II. These are the societies founded on reproduction—domestic societies, or families, under their various forms. I prefer to begin with these rather than with the gregarious state; first, on account of their universality; then because they are the first to appear in chronological order. Common opinion finds in them the first manifestation of the social sentiments, their origin, their source, and their moment of entry into the world. I reject this view in order to adopt that which connects the social instinct with the gregarious state.
If we take, one after another, the conditions of every aggregate founded on reproduction, we shall find three stages: that of sexual approach, that of maternal love, and lastly, but in the case of animals only exceptionally, paternal love. The social instinct—i.e., the more or less vague consciousness of at least a temporary solidarity and reciprocity—does not, as we shall see, make its appearance at any of these stages.
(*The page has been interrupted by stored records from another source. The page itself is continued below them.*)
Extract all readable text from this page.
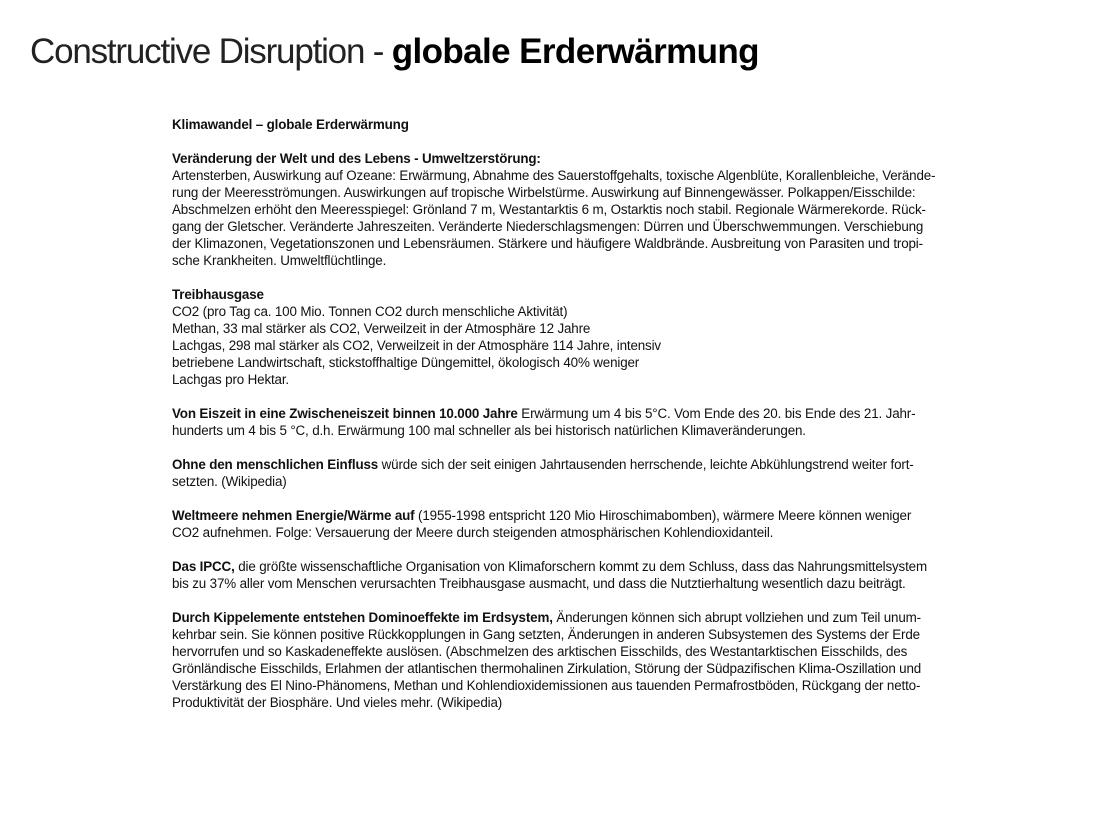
Constructive Disruption - globale Erderwärmung

Klimawandel – globale Erderwärmung

Veränderung der Welt und des Lebens - Umweltzerstörung:
Artensterben, Auswirkung auf Ozeane: Erwärmung, Abnahme des Sauerstoffgehalts, toxische Algenblüte, Korallenbleiche, Verände-
rung der Meeresströmungen. Auswirkungen auf tropische Wirbelstürme. Auswirkung auf Binnengewässer. Polkappen/Eisschilde:
Abschmelzen erhöht den Meeresspiegel: Grönland 7 m, Westantarktis 6 m, Ostarktis noch stabil. Regionale Wärmerekorde. Rück-
gang der Gletscher. Veränderte Jahreszeiten. Veränderte Niederschlagsmengen: Dürren und Überschwemmungen. Verschiebung
der Klimazonen, Vegetationszonen und Lebensräumen. Stärkere und häufigere Waldbrände. Ausbreitung von Parasiten und tropi-
sche Krankheiten. Umweltflüchtlinge.

Treibhausgase
CO2 (pro Tag ca. 100 Mio. Tonnen CO2 durch menschliche Aktivität)
Methan, 33 mal stärker als CO2, Verweilzeit in der Atmosphäre 12 Jahre
Lachgas, 298 mal stärker als CO2, Verweilzeit in der Atmosphäre 114 Jahre, intensiv
betriebene Landwirtschaft, stickstoffhaltige Düngemittel, ökologisch 40% weniger
Lachgas pro Hektar.

Von Eiszeit in eine Zwischeneiszeit binnen 10.000 Jahre Erwärmung um 4 bis 5°C. Vom Ende des 20. bis Ende des 21. Jahr-
hunderts um 4 bis 5 °C, d.h. Erwärmung 100 mal schneller als bei historisch natürlichen Klimaveränderungen.

Ohne den menschlichen Einfluss würde sich der seit einigen Jahrtausenden herrschende, leichte Abkühlungstrend weiter fort-
setzten. (Wikipedia)

Weltmeere nehmen Energie/Wärme auf (1955-1998 entspricht 120 Mio Hiroschimabomben), wärmere Meere können weniger
CO2 aufnehmen. Folge: Versauerung der Meere durch steigenden atmosphärischen Kohlendioxidanteil.

Das IPCC, die größte wissenschaftliche Organisation von Klimaforschern kommt zu dem Schluss, dass das Nahrungsmittelsystem
bis zu 37% aller vom Menschen verursachten Treibhausgase ausmacht, und dass die Nutztierhaltung wesentlich dazu beiträgt.

Durch Kippelemente entstehen Dominoeffekte im Erdsystem, Änderungen können sich abrupt vollziehen und zum Teil unum-
kehrbar sein. Sie können positive Rückkopplungen in Gang setzten, Änderungen in anderen Subsystemen des Systems der Erde
hervorrufen und so Kaskadeneffekte auslösen. (Abschmelzen des arktischen Eisschilds, des Westantarktischen Eisschilds, des
Grönländische Eisschilds, Erlahmen der atlantischen thermohalinen Zirkulation, Störung der Südpazifischen Klima-Oszillation und
Verstärkung des El Nino-Phänomens, Methan und Kohlendioxidemissionen aus tauenden Permafrostböden, Rückgang der netto-
Produktivität der Biosphäre. Und vieles mehr. (Wikipedia)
1. Sexual approach results from one particular instinct; it unites two individuals only: can we consider it as the embryo of a society? “Around sexuality are co-ordinated the altruistic instincts of which the animal is capable.” This formula of Littré’s needs defining with more precision. First, in the immense majority of cases the connection is not lasting; the blind instinct satisfies itself, and all is over. Higher up there are more permanent forms, such as polygamy and polyandry; but these small communities founded on sex-attraction are closed, and have no power of radiation or extension, no future. Higher still we find monogamy, as among wolves, many birds, etc.; but the monogamic aggregate is still more of a close corporation than the others. Let us note, in passing, that these two forms, polygamy and monogamy, are distributed through the animal world in an apparently fortuitous manner, having no relation to the intellectual development—as, for instance, the monogamy of the stork and the polygamy of the monkey.
Finally, this first stage yields us no result, tending rather towards social restriction than social extension.